Try not to end the interview without the candidate having a working solution (or how to make it work). The intent is to be in a mindset to “pull” a solution out of the candidate, without leaving them stuck

Prompts before hints

Asking prompting questions (e.g. “where do you think the error is coming from”) before providing hints (e.g. “take a look at line 13")

Listen before speaking

Leave at least 10 seconds after a prompt before jumping in to give candidates a chance to formulate thoughts.

This is important because you don't want to be in a position of saying that a candidate didn't know something or wasn't able to solve a problem without actually having given them a chance to demonstrate their ability.

Evaluation

Back up inferences with observations

For example, if I say that in a particular area, a candidate is "competent, but not necessarily excellent", that's what I'm inferring. The observations I might provide are that they were able to solve a problem and then provide an explanation, but didn't go into great depth when prompted, or parts of the explanation weren't quite right but not off base.

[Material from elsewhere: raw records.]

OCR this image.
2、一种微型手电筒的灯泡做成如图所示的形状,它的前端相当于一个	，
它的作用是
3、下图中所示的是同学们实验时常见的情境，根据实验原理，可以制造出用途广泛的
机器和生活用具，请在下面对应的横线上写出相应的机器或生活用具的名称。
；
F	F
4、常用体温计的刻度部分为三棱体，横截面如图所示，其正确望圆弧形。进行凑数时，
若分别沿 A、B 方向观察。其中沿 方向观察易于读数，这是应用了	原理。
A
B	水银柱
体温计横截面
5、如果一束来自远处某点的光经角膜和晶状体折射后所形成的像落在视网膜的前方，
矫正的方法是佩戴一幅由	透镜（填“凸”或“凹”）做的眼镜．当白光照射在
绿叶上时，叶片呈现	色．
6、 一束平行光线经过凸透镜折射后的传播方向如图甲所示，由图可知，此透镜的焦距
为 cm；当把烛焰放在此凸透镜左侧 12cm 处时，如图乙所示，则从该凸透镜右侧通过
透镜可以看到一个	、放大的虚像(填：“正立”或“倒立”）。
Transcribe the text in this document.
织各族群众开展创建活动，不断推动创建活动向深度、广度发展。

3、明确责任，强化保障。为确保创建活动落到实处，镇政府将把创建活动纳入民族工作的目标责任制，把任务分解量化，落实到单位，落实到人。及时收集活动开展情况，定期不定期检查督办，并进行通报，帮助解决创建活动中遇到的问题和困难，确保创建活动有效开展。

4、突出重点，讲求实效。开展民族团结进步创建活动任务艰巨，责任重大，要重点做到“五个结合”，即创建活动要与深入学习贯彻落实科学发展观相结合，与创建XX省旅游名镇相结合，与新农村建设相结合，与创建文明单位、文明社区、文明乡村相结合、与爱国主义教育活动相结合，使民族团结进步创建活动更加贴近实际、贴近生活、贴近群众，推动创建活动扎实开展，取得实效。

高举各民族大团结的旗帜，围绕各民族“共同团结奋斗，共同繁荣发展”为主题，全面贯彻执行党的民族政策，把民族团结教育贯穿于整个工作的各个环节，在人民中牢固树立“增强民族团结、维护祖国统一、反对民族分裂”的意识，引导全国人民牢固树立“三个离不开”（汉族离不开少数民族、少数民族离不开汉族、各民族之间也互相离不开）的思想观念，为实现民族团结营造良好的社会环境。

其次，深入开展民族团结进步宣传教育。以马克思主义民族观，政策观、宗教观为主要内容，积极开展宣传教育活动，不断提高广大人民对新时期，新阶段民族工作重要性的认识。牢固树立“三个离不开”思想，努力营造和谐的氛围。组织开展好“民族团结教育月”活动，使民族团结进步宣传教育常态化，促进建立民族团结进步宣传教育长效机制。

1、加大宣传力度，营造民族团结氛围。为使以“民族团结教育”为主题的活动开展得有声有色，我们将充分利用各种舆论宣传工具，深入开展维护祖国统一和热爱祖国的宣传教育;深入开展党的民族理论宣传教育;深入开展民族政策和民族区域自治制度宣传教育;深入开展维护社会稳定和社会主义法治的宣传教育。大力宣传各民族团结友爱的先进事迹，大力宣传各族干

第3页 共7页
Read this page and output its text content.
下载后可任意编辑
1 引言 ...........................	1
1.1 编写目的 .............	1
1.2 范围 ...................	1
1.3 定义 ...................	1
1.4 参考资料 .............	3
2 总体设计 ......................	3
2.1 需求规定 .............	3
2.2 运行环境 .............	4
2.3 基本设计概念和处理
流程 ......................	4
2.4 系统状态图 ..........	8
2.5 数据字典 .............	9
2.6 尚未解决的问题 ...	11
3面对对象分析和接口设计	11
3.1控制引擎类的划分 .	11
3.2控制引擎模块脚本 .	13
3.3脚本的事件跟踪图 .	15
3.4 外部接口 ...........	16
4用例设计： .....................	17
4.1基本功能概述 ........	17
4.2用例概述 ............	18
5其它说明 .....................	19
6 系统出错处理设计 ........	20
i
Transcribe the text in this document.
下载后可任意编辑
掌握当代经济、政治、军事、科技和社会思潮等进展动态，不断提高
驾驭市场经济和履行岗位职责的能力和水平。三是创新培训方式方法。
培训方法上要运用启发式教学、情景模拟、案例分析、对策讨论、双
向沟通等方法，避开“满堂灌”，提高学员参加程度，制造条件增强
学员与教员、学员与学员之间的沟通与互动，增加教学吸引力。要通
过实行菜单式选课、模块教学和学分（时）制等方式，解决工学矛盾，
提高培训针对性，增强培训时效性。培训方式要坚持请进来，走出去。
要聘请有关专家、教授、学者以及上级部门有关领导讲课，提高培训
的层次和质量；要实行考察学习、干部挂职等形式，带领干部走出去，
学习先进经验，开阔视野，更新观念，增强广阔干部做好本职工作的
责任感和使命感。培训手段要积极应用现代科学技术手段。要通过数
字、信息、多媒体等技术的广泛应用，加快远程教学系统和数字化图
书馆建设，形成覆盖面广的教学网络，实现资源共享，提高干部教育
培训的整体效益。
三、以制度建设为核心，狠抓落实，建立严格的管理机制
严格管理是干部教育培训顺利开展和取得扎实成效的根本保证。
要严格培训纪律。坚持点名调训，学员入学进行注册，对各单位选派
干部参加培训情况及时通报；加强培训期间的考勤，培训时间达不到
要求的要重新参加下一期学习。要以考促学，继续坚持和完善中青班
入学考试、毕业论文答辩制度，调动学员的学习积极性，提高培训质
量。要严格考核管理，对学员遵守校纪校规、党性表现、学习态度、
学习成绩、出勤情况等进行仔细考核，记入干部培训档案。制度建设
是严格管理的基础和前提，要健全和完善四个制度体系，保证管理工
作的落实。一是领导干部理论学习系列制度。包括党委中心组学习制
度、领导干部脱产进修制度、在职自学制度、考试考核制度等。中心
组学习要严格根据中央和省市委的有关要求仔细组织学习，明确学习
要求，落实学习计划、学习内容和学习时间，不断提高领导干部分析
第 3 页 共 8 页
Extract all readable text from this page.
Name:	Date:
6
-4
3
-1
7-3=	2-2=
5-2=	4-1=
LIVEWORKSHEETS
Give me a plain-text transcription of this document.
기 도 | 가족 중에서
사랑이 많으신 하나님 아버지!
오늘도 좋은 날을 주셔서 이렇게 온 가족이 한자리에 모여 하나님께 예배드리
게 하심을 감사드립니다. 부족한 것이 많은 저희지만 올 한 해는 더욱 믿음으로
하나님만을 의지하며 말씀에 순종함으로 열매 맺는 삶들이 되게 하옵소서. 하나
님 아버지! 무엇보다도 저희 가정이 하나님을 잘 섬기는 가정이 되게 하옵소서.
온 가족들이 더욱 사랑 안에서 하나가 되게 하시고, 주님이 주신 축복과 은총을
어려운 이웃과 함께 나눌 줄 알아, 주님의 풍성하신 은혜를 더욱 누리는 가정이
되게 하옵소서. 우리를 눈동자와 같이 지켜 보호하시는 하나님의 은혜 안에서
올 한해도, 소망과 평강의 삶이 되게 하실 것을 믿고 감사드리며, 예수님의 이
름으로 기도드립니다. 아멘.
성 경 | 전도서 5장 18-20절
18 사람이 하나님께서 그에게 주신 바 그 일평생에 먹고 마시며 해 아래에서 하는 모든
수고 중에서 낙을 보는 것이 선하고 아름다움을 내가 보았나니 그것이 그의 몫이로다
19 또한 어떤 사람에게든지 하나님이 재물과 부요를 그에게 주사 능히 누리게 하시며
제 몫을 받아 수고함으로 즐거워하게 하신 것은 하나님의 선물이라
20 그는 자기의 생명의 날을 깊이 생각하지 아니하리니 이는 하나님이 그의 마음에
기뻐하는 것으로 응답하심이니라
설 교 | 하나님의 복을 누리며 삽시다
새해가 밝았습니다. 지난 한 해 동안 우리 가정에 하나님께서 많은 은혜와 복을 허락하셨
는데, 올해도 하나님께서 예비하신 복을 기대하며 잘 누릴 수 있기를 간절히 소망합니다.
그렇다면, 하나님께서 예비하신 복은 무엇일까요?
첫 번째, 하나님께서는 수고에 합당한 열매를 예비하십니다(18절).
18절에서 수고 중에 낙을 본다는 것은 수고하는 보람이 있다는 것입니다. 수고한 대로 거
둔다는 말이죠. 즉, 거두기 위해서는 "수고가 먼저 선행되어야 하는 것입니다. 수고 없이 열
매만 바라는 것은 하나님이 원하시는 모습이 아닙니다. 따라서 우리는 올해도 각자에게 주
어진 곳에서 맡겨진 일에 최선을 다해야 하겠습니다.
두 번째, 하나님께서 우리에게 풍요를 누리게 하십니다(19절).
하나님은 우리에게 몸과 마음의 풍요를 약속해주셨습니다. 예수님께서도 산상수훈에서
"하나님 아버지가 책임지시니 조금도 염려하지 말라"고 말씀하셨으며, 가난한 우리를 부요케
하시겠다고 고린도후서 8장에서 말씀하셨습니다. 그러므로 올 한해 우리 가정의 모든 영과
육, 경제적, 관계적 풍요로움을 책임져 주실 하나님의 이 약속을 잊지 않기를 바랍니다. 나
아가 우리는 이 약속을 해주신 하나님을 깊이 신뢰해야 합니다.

I think this is especially important when providing a critical assessment. Someone might say "this candidate didn't do well", but when you dig deeper, it turns out that they were operating on a different set of expectations, so given the same observations, someone else may have a different inference

Keep track of when and how you prompt a candidate

If two candidates arrive at the same correct answer, but one does so on their own but the other needed a lot of prompting to get there, that might be a valid decision making data. Its also important to align on this with other interviewers. Because when and how candidates receive guidance can greatly influence who does or doesn't get through

If I provide a lot of hints, or hints that are related to “fundamental” knowledge (e.g. covered in the rubric), I’ll make a note of it in the evaluation. I try to be specific here, so that the hiring manager/team can determine can map that back to the expectations of the role

Avoid gender pronouns

I usually go with "the candidate" or "they"

Avoid gendered or racialized language

Hard to think of an example, but something I keep in the back of my mind. What picture does the language paint?

Post Interview Process

Write eval as soon after the interview as possible, especially if you didn't get the chance to take notes

Who died and made you an expert?

These opinions are my own, and are based on my experiences on both sides of the interviewing table. When something works well for me as a candidate, I try to reflect on it and replicate it as an interviewer.